Rate my professor. (8.44, p. 340) Many college courses conclude by giving students the opportunity to evaluate the course and the instructor anonymously. However, the use of these student evaluations as an indicator of course quality and teaching effectiveness is often criticized because these measures may reflect the influence of non-teaching related characteristics, such as the physical appearance of the instructor.
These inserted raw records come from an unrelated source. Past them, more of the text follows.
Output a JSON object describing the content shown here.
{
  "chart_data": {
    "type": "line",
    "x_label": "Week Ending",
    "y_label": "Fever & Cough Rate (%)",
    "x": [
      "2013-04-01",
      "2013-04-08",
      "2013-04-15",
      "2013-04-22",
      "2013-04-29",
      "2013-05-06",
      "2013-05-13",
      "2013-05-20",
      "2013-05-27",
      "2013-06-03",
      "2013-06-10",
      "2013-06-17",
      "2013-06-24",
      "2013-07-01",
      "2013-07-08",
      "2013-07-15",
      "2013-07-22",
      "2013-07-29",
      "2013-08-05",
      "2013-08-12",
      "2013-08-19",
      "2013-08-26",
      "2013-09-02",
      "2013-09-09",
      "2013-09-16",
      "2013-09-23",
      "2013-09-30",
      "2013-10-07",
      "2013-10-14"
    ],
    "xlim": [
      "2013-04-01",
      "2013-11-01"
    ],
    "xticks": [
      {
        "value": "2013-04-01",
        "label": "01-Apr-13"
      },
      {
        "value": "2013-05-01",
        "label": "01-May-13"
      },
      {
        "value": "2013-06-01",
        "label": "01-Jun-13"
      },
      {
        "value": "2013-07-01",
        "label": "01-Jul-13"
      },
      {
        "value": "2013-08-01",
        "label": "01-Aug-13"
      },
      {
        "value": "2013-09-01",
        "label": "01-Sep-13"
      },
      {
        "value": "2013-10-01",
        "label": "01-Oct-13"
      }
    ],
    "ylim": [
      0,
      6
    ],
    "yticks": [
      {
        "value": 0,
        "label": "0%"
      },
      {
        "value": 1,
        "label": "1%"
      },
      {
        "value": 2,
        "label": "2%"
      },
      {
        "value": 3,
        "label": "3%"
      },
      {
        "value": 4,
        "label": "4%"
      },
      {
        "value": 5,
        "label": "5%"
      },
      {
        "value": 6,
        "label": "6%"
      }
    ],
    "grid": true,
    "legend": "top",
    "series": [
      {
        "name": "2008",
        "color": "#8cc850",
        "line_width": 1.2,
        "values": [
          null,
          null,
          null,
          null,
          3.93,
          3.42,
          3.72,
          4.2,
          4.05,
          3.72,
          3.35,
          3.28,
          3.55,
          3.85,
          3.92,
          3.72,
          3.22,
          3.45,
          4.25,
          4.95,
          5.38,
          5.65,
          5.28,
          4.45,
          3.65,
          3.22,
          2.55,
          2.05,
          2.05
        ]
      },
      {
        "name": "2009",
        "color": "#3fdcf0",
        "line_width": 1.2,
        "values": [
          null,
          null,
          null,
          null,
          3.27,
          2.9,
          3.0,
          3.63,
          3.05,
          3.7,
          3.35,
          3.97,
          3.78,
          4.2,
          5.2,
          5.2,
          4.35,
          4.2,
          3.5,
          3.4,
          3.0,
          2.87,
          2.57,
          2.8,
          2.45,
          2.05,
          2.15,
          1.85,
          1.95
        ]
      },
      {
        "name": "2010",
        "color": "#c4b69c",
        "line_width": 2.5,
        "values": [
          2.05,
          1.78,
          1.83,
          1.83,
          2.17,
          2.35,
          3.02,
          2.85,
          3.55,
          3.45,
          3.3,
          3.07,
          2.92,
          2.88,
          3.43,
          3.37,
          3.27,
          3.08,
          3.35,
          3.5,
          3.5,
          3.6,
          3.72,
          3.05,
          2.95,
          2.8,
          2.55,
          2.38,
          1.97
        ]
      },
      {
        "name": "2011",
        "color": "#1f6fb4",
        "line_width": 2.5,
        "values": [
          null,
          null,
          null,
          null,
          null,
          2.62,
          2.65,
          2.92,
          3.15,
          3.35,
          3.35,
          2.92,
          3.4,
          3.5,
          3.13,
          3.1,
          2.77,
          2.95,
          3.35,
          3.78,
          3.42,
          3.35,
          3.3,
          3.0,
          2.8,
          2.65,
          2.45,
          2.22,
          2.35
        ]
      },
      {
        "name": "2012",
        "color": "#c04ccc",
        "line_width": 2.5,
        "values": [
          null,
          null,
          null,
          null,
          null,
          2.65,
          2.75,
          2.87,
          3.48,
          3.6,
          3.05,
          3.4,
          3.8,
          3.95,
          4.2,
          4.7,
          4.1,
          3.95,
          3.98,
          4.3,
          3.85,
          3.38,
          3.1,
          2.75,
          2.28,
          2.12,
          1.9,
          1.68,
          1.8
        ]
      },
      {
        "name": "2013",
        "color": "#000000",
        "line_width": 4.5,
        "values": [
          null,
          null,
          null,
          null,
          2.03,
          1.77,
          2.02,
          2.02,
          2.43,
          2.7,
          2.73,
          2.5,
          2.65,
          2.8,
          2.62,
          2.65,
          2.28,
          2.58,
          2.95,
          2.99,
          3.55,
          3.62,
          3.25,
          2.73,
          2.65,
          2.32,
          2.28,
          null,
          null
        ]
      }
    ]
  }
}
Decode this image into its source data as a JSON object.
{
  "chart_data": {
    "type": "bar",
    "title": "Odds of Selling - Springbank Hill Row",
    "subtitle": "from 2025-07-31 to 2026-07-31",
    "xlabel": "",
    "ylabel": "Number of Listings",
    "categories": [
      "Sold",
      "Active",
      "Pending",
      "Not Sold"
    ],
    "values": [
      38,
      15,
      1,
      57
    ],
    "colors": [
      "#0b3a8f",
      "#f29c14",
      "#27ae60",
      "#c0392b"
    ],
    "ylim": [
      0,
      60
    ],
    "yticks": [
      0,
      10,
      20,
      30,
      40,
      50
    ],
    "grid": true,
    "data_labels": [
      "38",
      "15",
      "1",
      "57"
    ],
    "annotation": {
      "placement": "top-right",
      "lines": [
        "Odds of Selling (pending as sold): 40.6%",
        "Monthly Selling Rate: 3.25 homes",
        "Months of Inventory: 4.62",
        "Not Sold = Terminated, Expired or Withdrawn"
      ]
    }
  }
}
Researchers at University of Texas, Austin collected data on teaching evaluation score (higher score means better) and standardized beauty score (a score of 0 means average, negative score means below average, and a positive score means above average) for a sample of 463 professors. The scatterplot below shows the relationship between these variables, and also provided is a regression output for predicting teaching evaluation score from beauty score.

\begin{center}

\end{center}

1. Given that the average standardized beauty score is -0.0883 and average teaching evaluation score is 3.9983, calculate the slope. Alternatively, the slope may be computed using just the information provided in the model summary table.

Answer

m <- (3.9983 - 4.010)/(-.0883)

paste("Slope: ", round(m,5))

## [1] "Slope:  0.1325"

2. Do these data provide convincing evidence that the slope of the relationship between teaching evaluation and beauty is positive? Explain your reasoning.

Answer

Yes, there is convincing evidence from the data to suggest that the slope of the relationship is positive. From the calculation, the slope is positive. The correlation coefficient is sufficiently different from 0, so the regression line can be used to verify that there is evidence of a correlated relationship.

3. List the conditions required for linear regression and check if each one is satisfied for this model based on the following diagnostic plots.

Answer

Linearity: The distribution of the points appears mostly linear with very minor deviations, so a linear regression line would likely make sense. Normal/Nearly Normal Residuals: The histogram for the residuals are slightly left-skewed, but mostly near normal. Constant Variability: There is near constant variability of the residuals above and below the regression line. There is no obvious deviation from the line.